Notes from Scottsdale

? Here’s a sign that Tim Lincecum is not likely to change now that he has more money than he ever imagined. On his flight back to Phoenix after hammering out his new contract in St. Petersburg last week, Lincecum sat in coach – and in a middle seat.
? Rookie Dan Runzler attributes much of his success in the majors last season to fellow left-handed reliever Jeremy Affeldt. “I’d watch film with him. We’d go over the left-handed hitters. He’d show me guys he’s faced and say, ‘See? This is what this guy does with a 2-0 count. Here’s what he’s thinking.’ I followed Affledt around last season like a puppy dog.” 
? Some might be surprised that Affeldt is helping a guy who might one day take his job as the set-up man. Affeldt shrugs. “I’m OK with that. There are 30 teams. I’ll find another job. It’s not my personality, man, to not help a kid like that. I had guys show me when I was a rookie. If they did that for me, why wouldn’t I do it for him? And he’s the kind of kid you really, really pull for.”

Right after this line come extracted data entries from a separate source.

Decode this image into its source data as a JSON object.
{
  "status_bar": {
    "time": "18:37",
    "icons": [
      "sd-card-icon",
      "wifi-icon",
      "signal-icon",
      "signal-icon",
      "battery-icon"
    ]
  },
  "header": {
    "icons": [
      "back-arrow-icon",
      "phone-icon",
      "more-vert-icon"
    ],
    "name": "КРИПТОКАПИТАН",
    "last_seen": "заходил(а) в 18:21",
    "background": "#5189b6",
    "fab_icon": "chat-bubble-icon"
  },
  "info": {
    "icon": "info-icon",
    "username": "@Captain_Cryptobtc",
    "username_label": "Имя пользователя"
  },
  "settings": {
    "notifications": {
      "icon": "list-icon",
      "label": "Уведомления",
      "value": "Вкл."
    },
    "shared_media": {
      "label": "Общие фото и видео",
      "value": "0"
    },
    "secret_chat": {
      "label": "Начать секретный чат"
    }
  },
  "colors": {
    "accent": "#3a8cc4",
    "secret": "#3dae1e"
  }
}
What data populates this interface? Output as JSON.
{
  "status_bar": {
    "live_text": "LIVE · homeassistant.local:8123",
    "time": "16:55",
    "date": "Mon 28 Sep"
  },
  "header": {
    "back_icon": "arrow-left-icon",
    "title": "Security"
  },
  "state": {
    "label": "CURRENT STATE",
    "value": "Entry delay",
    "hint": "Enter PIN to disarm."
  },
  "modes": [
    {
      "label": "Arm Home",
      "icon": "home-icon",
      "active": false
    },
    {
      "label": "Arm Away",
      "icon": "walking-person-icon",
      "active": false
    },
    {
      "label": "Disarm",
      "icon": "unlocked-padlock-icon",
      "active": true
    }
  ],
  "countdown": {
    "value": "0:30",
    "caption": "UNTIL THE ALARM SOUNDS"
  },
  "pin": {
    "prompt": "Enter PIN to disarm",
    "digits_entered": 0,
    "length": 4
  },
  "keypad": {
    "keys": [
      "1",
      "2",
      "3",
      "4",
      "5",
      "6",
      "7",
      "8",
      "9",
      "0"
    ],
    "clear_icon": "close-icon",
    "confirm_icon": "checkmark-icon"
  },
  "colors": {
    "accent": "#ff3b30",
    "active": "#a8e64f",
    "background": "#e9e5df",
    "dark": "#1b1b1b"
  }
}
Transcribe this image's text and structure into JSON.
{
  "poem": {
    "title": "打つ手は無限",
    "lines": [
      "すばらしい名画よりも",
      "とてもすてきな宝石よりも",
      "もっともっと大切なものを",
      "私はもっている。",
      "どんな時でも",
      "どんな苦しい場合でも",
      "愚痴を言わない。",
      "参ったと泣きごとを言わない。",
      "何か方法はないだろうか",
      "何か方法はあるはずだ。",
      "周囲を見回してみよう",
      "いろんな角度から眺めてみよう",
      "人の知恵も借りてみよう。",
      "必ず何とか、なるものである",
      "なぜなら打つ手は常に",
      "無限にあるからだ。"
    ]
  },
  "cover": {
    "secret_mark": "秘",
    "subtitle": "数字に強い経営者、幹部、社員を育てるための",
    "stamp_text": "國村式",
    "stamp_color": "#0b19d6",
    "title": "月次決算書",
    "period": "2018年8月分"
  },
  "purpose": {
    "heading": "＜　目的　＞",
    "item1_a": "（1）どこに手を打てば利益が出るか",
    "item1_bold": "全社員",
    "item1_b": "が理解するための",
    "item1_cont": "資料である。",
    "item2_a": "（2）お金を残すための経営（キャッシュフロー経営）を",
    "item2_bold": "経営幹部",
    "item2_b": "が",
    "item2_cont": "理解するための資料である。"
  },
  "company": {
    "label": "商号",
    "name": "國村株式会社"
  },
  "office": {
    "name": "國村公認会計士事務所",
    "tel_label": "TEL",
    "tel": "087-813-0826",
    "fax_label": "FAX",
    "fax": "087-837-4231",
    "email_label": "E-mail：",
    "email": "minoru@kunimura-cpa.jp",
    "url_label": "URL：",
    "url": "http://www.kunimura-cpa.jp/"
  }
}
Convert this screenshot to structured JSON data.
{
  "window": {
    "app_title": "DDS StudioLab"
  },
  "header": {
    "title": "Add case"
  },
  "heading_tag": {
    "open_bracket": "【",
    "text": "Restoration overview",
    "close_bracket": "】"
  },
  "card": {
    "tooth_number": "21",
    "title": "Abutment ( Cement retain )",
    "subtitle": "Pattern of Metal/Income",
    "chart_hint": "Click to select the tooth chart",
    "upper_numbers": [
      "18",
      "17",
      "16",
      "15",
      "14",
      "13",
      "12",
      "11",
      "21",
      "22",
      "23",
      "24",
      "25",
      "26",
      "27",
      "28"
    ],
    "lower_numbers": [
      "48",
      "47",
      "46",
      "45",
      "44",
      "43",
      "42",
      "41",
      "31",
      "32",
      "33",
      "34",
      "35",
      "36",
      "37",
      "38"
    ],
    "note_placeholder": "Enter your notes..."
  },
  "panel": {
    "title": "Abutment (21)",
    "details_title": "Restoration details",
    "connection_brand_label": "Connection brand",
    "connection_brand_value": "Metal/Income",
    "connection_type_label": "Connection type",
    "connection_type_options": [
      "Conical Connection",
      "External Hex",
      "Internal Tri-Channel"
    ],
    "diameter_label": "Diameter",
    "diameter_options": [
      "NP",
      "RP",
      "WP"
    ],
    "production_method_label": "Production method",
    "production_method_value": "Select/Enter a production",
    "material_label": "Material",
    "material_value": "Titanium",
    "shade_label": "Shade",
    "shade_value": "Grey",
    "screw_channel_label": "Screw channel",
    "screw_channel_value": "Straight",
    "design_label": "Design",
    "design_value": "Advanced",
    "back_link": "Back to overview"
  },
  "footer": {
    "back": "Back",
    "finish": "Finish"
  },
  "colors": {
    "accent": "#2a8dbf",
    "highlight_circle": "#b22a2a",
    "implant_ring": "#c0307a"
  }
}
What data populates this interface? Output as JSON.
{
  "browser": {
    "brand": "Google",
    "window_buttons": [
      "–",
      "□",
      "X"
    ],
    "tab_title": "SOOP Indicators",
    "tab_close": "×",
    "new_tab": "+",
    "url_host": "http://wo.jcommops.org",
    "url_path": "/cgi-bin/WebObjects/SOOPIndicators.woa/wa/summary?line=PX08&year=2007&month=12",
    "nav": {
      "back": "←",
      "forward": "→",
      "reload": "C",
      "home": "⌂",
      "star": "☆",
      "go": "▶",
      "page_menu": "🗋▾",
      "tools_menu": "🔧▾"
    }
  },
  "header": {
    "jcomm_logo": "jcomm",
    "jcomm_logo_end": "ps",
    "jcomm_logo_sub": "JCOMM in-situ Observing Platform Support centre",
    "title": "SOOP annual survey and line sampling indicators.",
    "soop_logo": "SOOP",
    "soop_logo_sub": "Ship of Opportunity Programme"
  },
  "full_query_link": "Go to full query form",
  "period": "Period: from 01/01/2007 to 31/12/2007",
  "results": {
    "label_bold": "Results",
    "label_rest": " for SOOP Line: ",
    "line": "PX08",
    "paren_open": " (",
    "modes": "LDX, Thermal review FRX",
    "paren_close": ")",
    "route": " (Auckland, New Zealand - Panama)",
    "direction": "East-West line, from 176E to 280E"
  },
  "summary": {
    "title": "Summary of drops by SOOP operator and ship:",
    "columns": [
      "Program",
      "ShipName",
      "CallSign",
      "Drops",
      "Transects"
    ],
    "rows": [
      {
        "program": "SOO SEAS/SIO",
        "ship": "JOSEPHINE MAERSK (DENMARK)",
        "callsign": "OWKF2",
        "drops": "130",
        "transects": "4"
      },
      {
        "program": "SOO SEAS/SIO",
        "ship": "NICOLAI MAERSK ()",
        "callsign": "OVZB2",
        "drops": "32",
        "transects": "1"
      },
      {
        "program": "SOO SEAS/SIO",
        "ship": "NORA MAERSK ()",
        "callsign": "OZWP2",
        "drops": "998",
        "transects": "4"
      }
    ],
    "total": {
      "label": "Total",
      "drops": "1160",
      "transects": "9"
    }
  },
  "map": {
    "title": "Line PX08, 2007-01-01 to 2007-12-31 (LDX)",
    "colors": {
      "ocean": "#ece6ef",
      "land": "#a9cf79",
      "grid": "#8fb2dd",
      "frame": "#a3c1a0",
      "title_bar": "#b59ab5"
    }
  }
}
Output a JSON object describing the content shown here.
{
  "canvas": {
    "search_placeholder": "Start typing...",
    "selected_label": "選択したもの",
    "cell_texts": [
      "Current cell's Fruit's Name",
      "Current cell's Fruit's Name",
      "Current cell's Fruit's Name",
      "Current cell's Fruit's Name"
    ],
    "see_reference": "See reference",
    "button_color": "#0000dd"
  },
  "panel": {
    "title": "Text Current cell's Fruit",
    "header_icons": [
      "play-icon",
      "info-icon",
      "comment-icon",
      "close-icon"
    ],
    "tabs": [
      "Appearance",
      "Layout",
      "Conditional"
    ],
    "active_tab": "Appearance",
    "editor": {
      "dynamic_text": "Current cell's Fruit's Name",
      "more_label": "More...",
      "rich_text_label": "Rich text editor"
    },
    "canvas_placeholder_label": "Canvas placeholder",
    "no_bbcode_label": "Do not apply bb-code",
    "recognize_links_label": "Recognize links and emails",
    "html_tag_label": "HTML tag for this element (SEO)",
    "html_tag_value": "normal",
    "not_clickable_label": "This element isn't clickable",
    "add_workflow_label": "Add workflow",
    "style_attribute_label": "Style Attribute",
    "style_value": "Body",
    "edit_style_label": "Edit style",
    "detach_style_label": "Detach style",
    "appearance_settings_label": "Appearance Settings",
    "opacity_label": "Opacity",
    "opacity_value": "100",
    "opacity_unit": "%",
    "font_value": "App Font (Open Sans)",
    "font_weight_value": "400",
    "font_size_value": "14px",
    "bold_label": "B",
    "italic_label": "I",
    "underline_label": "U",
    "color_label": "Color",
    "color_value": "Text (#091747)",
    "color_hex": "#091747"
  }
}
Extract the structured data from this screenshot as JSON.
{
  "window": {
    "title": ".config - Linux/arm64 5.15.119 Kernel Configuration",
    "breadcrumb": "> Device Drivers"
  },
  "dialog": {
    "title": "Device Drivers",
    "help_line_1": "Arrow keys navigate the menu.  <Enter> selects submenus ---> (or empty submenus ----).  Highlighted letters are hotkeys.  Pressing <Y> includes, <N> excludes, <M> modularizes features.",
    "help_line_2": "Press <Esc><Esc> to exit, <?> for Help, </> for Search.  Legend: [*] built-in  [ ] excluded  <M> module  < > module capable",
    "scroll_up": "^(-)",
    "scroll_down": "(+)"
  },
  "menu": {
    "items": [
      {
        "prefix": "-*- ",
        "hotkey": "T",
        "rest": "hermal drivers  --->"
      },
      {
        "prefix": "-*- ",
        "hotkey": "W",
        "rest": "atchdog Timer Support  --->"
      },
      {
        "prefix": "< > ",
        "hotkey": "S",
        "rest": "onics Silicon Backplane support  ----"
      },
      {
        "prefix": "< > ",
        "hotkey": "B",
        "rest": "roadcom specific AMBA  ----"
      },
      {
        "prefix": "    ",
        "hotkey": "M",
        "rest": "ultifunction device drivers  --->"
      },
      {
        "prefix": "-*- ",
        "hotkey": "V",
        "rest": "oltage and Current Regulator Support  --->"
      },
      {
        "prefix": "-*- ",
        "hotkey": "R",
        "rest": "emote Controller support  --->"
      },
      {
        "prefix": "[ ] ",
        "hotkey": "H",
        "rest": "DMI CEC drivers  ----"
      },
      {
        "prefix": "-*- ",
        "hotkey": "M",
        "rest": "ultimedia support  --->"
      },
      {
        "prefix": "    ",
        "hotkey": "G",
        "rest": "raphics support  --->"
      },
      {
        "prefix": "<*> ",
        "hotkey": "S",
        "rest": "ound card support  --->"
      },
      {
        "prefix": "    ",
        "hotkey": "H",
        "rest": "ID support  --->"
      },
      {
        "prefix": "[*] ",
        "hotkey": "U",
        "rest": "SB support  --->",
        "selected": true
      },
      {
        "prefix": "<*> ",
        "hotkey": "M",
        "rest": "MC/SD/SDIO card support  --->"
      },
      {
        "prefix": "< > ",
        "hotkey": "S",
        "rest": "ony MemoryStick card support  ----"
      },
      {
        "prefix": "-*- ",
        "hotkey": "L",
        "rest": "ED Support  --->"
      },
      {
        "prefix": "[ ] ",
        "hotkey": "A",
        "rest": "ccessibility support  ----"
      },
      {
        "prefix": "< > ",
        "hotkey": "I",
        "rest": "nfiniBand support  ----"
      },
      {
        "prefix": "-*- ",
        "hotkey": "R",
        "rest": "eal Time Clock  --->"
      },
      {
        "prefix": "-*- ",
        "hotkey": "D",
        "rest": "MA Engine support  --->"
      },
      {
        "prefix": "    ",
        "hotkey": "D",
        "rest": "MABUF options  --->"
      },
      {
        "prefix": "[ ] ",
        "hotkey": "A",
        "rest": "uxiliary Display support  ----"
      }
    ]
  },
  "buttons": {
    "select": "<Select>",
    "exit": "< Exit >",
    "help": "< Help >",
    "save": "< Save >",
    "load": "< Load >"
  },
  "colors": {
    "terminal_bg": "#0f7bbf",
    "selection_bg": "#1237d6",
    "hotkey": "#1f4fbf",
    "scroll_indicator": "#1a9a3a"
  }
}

? Outfielder Fred Lewis spent the off-season in Mississippi working out under the direction of his now-retired father. After struggling last season, Lewis wanted to get back to basics, something he couldn’t do if he played winter ball. He bought a pitching machine like the one used by the Giants and hit a million balls. He used the pitching machine to shoot fly balls to him out on his old high school field, directing his father to change the angles and velocity to hone his skills. He ran sprints and ran the bases with the intention of stealing more this year. He arrived at camp early, too. Position players aren’t required to be in camp until Tuesday. “I’m in the best shape of my life,” Lewis said. “I couldn’t wait to get here.”
? There has been rain the past two days, though the players got some work in today. The forecast calls for more rain tomorrow.